Amerykański okręt desantowy USS Bataan (zdjęcie: Getty).
Dziennik „The New York Times” zacytował wysokiego rangą urzędnika armii amerykańskiej, który powiedział, że 26. Jednostka Szybkiego Reagowania Korpusu Piechoty Morskiej znajduje się obecnie na Morzu Czerwonym i wkrótce zostanie przeniesiona na Morze Śródziemne.
Dzięki temu rozmieszczeniu Korpus Piechoty Morskiej zbliży się do Libanu i Izraela, ponieważ Waszyngton zaleca swoim obywatelom opuszczenie Libanu w obliczu rosnących napięć między Izraelem a Hamasem.
Jedną z typowych funkcji tej jednostki jest pomoc w ewakuacji obywateli.
Według przedstawicieli władz USA, 26. Jednostka Szybkiego Reagowania Korpusu Piechoty Morskiej znajdowała się na pokładzie okrętu desantowego USS Bataan i w ostatnich tygodniach operowała w rejonie Morza Śródziemnego.
Departament Obrony USA nie skomentował tej sprawy.
W zeszłym tygodniu Biały Dom oświadczył, że brak planu ewakuacji obywateli USA z Bliskiego Wschodu, w tym z Izraela i Libanu, byłby „nieodpowiedzialny i lekkomyślny”.
Rzecznik Rady Bezpieczeństwa Narodowego USA, John Kirby, poinformował wówczas, że Waszyngton nie podjął decyzji o rozpoczęciu operacji ewakuacyjnej. Jednak rozszerzenie operacji lądowej w Strefie Gazy przez Izrael skłoniło ambasadę USA w Libanie do ponownego wezwania swoich obywateli do „natychmiastowego opuszczenia kraju”, zanim wybuchnie kryzys.
Departament Stanu USA podniósł ostrzeżenie dotyczące podróży do Libanu do poziomu 4, co oznacza, że zaleca obywatelom powstrzymanie się od podróży do tego kraju.
Ostrzeżenia pojawiają się w momencie, gdy konflikt między Izraelem a Hamasem w Strefie Gazy nadal eskaluje i grozi przerodzeniem się w wojnę regionalną. Oprócz zmagań z Hamasem na południowej granicy, Izrael musi również stawić czoła ostrzałom z północy przez Hezbollah w Libanie.
W wyniku walk, które trwały ponad trzy tygodnie, zginęło około 8000 osób w Strefie Gazy i ponad 1400 osób w Izraelu.
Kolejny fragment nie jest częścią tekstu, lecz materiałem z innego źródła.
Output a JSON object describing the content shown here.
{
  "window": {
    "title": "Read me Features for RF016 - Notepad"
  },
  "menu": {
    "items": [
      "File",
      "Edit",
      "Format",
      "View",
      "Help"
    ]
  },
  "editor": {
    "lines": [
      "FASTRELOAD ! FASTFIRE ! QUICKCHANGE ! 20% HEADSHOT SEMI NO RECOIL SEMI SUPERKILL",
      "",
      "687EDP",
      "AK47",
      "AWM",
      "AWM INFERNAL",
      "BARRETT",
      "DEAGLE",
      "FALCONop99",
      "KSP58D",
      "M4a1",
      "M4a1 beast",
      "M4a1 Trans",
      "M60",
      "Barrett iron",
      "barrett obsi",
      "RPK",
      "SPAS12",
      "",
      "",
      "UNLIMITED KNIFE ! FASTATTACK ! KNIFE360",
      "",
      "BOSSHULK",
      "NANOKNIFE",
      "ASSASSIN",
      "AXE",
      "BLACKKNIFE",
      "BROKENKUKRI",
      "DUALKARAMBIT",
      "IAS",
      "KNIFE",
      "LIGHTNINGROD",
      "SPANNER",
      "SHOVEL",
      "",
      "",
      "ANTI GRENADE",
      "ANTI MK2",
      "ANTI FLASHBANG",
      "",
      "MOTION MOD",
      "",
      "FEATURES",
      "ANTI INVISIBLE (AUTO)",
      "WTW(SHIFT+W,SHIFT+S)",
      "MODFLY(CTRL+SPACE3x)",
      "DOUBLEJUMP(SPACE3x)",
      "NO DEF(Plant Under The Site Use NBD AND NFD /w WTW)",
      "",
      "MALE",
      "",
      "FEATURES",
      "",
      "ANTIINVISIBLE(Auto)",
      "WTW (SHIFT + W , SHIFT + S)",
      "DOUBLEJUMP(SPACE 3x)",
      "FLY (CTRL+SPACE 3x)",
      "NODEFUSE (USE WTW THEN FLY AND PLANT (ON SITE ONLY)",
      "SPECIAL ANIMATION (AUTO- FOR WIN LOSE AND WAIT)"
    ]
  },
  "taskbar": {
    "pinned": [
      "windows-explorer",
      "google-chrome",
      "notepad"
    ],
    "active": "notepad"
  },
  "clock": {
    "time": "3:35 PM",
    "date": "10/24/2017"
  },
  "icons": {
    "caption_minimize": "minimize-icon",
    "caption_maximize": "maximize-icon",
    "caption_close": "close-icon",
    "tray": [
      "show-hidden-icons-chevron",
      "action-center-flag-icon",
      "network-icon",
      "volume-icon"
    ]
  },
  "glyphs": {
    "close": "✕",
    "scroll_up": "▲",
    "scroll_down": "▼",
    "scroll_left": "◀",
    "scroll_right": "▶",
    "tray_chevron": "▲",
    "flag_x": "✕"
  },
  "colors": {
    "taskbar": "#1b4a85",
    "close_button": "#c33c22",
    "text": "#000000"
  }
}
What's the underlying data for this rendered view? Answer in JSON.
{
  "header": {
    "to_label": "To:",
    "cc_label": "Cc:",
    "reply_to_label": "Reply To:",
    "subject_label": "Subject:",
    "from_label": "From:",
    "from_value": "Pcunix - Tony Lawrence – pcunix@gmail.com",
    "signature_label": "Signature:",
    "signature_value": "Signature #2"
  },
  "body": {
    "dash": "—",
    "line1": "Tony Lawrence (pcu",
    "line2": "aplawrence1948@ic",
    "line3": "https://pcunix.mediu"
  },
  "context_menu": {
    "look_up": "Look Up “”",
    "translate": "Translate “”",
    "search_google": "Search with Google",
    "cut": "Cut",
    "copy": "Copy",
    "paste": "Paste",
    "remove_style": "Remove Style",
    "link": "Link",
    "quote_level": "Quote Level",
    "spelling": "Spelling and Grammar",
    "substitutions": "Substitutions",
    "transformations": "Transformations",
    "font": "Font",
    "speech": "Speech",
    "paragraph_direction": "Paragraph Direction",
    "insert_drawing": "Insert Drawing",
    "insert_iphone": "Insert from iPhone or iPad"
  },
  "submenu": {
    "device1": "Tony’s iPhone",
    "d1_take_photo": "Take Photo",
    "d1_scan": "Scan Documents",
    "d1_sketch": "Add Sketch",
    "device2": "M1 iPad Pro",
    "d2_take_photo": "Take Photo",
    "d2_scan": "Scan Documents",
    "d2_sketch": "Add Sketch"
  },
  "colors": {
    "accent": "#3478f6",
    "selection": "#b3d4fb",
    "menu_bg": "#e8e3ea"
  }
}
W weekend 28 października izraelski minister obrony Yoav Gallant ogłosił, że Izrael „wszedł w nową fazę” wojny z Hamasem po tym, jak izraelska piechota przeprowadziła naloty na Gazę.
„Weszliśmy w nową fazę wojny. Wczoraj w nocy ziemia w Gazie zadrżała. Atakowaliśmy nad ziemią i pod ziemią” – powiedział Gallant.
Tymczasem prezydent Iranu Ibrahim Raisi stwierdził, że Izrael „przekroczył czerwoną linię” działaniami, które mogą „zmusić wszystkich do podjęcia środków”.
Prezydent Raisi powiedział, że Teheran zignoruje ostrzeżenia USA, by nie interweniować w konflikcie Hamas-Izrael. Oskarżył również USA i kilka niewymienionych z nazwy krajów europejskich o utrudnianie zawieszenia broni w Strefie Gazy.
Wcześniej irański minister spraw zagranicznych Hossein Amir-Abdollahian ostrzegł USA, że „pojawią się nowe fronty” przeciwko Waszyngtonowi, jeśli nie zmieni on swojej polityki na Bliskim Wschodzie, obejmującej m.in. wspieranie Izraela.